So I'm obviously biased. Splinterlands is my jam. It's quite possibly the best game in blockchain.
I know that seems like I'm tooting my own horn since I work on the game. But for anyone who's tried playing any other crypto games, you know it's true. Splinterlands has a healthy lead in critical areas that other games in the space have trouble with. But I'll get into that in another post.
But that doesn't mean that I can't enjoy and appreciate other games too. I like tacos, but that doesn't mean I want to eat them for breakfast, lunch, and dinner. There's room for some variety.
Any game on Steem is going to automatically get my attention. I like Steem, so I'm always excited to hear about new apps on the blockchain. NextColony is a good example of this.
I've been playing since the game launched. For most of the time I've played, it's been pretty uneventful. I log in once or twice a day, upgrade a building or skill, and...that's it. I mean, THAT'S the game. List views and timers.
Which is fine.
There's room for all sorts of games. And this one does not require a huge investment in time, which many would consider a good thing. In fact, some might say that's the reason they LIKE the game.
So for the past two months, I've been mining, mining, mining. Building, building, building, building. Then finally, I was exploring, exploring, exploring, exploring.
Two months.
Well over 100 explorations.
I found nothing.
Pretty depressing. I start wondering how long I should keep doing this. How many lost spaceships before the population of my home planet revolts and shuts down the space program? So far, it seems like a gross misuse of funds. I'd be pretty pissed off I was a contributing taxpayer.
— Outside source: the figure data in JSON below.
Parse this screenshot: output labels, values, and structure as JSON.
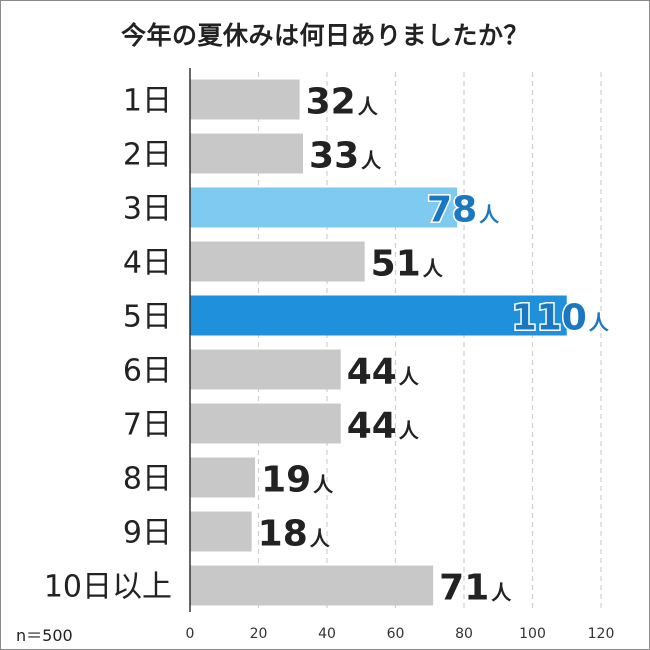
{
  "chart_data": {
    "type": "bar",
    "title": "今年の夏休みは何日ありましたか？",
    "categories": [
      "1日",
      "2日",
      "3日",
      "4日",
      "5日",
      "6日",
      "7日",
      "8日",
      "9日",
      "10日以上"
    ],
    "values": [
      32,
      33,
      78,
      51,
      110,
      44,
      44,
      19,
      18,
      71
    ],
    "value_unit": "人",
    "xlim": [
      0,
      120
    ],
    "xticks": [
      0,
      20,
      40,
      60,
      80,
      100,
      120
    ],
    "grid": true,
    "sample_note": "n＝500",
    "colors": {
      "default_bar": "#c8c8c8",
      "highlight_top": "#1e90dc",
      "highlight_second": "#7fcaf0",
      "default_label": "#222222",
      "highlight_label": "#1a78c2",
      "grid": "#d0d0d0",
      "axis": "#333333"
    }
  }
}
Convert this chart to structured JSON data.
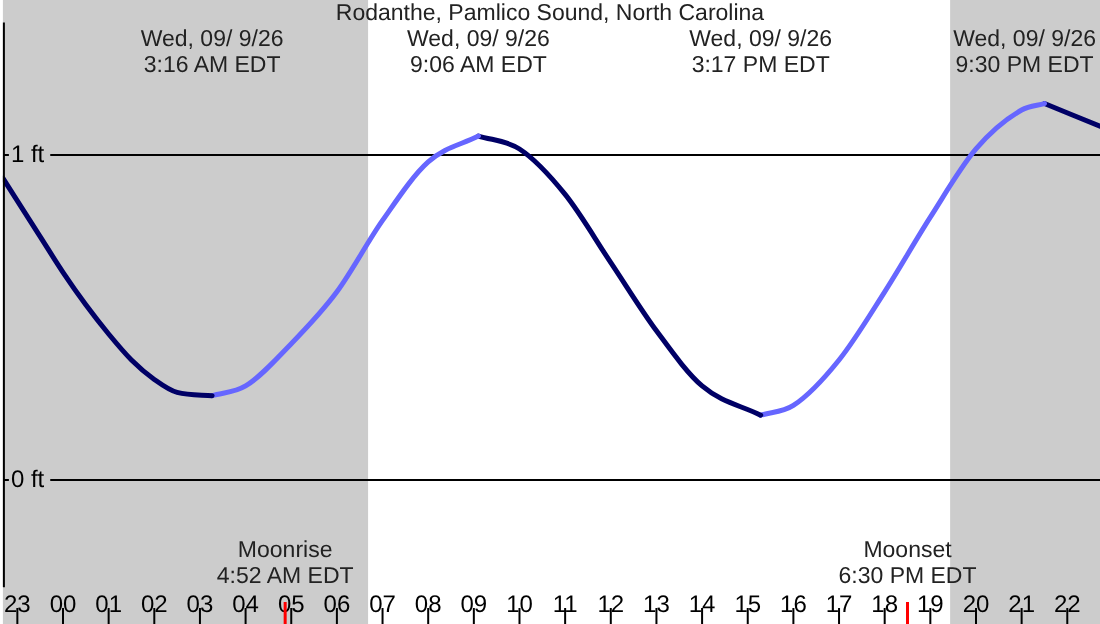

Luckily, the planet DOOM is ruled by a tyrant that has convinced the populace that there's only two options: (A) Join the Space Marines of DOOM or (B) Get tossed in a volcano.
So that's that.
Well, today it happened. A courageous crew of cybernetic monkeys reported back that a new planet has been discovered! The EMPIRE OF DOOM is now that much more glorious.
Unfortunately, it's only a Common planet. Over 100 explorations, and I get a stupid Common.
If I played Splinterlands for 2 months straight with the promise of getting a new card...and I finally got my card. And it was a Rusty Android? I'd go ballistic. I would start throwing puppies.
Okay, fine. When the universe gives you lemons, you make the planet QUACK.
The planet QUACK is the home of a race of Quackians, evil sentient ducks that have developed brain powers like telepathy and telekinesis. They also shoot laser beams from their eyes.
The DOOM EMPIRE will be assisting with a Ducks in Space (DIS) program that should accelerate the Quackians' space exploration capabilities just in time to discover that everything's already been explored. But I'm counting on them being really pissed off, since that means they'll want to create a war armada that is capable of pooping on the entire galaxy.
Genius plan, right?
Welp, guess I'll keep exploring from planet DOOM for now. We're almost out of cyber-monkeys though. We'll need to start using pandas.
I've already decided what to name my next planet. As a tribute to the BEST Splinter in all the Splinterlands, the next planet of the DOOM EMPIRE will be known simply as:
DEATH
Of course, if I have to wait another 2 months before I find another planet, I'm pretty sure I'll be the one that's experiencing death (at the hands of all the players who have the resources to develop huge, plasma drive, warp traveling battle cruisers, armed with death rays and space torpedoes...crewed by scientists, engineers, and fleet commanders...all seeking my coal).
Hmmm. Who needs uranium? I'm going to create steam ships that are powered with just coal.
Welp, there's only 16 hours left until the season ends in Splinterlands.
So my coal-fueled space conquest will need to wait.